Nancy-Iraci war zur Zeit ihrer Wahl 48 Jahre alt. Vier Jahre lang durfte sie selbst zur Schule gehen, dann begann sie, ihr Wissen als Lehrerin weiterzugeben. Als der Staat dekretierte, man müsse eine Lehrerausbildung haben, um in der Alphabetisierungsarbeit tätig zu sein, wurde sie Hebamme. 1982 kandidierte sie für das Gemeindeparlament und erhielt auf Anhieb die höchste Stimmenzahl. Einige Jahre nach der Geburt ihres zweiten Sohnes bekam sie Unterleibskrebs; nach der Totaloperation erklärte ihr Ehemann, sie sei zum Mann geworden, und verließ das Haus. Als sie 1992 für das Amt des Bürgermeisters kandidierte, hieß es, sie sei doch „nur eine Negerin“, die sich „nur im Urwald zurechtfinden“ könne. Doch nach ihrem Wahlsieg holte sie sich einen fähigen Verwaltungsfachmann namens David Falcao als Vizebürgermeister, um die Allmacht der Zuckerrohrkonzerne zu brechen.

Dann machte das Städtchen zum dritten Mal von sich reden. Am 12. Februar wurde David Falcao von einem Killerkommando aus nächster Nähe mit zwei Kopfschüssen getötet. Jetzt liegt er auf dem kleinen Gemeindefriedhof im Stadtteil São Miguel, neben einer uralten verfallenen Kirche, die Eingeweihten zufolge aus den Tagen der holländischen Besatzung stammen soll – hoch über der „Bucht des Verrats“.
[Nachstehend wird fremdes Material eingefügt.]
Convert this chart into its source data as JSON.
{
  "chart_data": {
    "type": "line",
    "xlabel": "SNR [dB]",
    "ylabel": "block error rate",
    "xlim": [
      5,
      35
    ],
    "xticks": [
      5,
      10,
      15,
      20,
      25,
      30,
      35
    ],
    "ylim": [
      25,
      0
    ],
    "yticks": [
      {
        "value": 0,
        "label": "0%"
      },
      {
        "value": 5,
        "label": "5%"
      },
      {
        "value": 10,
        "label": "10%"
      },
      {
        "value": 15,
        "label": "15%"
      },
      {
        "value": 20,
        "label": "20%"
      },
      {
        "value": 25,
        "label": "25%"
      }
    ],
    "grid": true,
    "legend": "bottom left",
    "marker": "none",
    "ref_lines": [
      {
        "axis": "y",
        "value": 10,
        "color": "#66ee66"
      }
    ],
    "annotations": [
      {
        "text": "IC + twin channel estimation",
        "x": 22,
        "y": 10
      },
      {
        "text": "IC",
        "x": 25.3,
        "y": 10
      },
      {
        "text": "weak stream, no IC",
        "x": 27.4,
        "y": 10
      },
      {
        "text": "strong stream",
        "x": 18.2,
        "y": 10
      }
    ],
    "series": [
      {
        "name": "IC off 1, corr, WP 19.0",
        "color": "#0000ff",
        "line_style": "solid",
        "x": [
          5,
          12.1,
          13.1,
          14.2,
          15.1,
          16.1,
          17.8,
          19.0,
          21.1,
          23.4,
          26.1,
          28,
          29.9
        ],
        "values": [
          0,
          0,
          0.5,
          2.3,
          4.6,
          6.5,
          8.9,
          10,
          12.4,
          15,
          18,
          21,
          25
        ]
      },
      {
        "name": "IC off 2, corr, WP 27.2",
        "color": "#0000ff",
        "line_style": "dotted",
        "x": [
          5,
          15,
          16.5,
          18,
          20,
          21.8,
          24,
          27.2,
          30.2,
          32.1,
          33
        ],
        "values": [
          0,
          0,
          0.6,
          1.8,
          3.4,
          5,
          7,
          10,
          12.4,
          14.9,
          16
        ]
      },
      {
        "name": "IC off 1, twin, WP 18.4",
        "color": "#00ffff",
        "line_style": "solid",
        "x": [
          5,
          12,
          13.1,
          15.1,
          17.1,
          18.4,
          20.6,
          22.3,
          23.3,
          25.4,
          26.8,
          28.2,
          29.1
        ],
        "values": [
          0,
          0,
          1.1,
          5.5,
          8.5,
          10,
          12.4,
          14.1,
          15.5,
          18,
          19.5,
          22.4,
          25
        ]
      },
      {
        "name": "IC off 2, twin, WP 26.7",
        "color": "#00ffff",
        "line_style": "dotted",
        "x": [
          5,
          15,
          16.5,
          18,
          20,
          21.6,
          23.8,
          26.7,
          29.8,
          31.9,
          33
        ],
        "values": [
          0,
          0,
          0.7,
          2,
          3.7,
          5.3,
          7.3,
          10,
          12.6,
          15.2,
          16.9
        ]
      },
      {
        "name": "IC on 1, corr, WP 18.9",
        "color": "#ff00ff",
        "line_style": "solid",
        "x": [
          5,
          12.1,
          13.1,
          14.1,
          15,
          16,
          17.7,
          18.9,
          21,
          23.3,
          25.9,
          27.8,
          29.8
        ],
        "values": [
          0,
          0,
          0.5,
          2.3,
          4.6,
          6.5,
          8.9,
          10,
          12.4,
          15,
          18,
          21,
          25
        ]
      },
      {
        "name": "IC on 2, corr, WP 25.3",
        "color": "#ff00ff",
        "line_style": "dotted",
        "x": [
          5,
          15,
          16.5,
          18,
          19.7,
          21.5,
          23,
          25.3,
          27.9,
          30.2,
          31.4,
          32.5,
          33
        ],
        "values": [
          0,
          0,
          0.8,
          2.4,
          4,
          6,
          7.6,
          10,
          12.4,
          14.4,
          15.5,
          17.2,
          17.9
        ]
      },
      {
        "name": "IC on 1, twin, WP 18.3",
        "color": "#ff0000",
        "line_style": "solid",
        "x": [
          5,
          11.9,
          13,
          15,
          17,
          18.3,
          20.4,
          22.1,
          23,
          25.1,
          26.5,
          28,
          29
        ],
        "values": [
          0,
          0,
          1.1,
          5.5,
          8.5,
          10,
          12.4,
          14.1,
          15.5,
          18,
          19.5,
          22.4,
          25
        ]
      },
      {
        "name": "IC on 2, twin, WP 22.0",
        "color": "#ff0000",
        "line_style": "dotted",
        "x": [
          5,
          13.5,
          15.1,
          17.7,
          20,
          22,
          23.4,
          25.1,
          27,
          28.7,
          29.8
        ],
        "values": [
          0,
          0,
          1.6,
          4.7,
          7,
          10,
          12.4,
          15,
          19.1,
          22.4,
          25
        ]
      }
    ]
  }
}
Der Tod von David Falcao – er gehörte ebenfalls zum Volk der Potiguara – hat die kleine Gemeinde, die zumeist aus einer Reihe von Indiosiedlungen in unzugänglichem Wald- und Sumpfgelände besteht, entsetzt. Im Januar noch hatte „Nancy“ eine Messe für indianische Produkte ins Leben gerufen, auf der zum ersten Mal einheimische Frauen ihre Erzeugnisse verkaufen sollten. Doch dann kam das Attentat, kam die Beerdigung, bei der die ganze Gemeinde auf den Beinen war – und dann die Stille.

Vier des Mordes an David Falcao Verdächtigte sitzen in Untersuchungshaft. Doch waren sie wirklich die Killer? Und wer waren ihre Auftraggeber? Eine Theorie geht in Richtung des Ex-Bürgermeisters. Unter dem Vorwand, neue Straßen bauen zu wollen, hatte er 220 geschützte Kokospalmen fällen lassen. Eine von der Umweltbehörde auferlegte Buße ignorierte er. Statt dessen verschenkte er das gesamte Grundeigentum der Gemeinde – 16,8 Hektar in unmittelbarer Nähe eines der schönsten Strände Brasiliens – an einflußreiche Freunde. Diese parzellierten die Grundstücke und verkauften sie weiter, als Bauland. Seither sind die schönsten Strandlagen durch eine wild wuchernde vierreihige Bebauung verschandelt – Ferienhäuser für wohlhabende Bürger der nahen Großstädte. „Der Gemeinde gehört keine Handbreit Boden mehr“, hatte David Falcao wenige Tage vor seinem gewaltsamen Tod erklärt. „Die Fahrzeuge der Stadtverwaltung müssen nachts auf der Straße stehen.“ Nach einer öffentlichen Anhörung vor dem Rechnungshof des Bundesstaates werde wieder für klare Verhältnisse gesorgt, hatte er selbstbewußt verkündet. Dann kam der Mord.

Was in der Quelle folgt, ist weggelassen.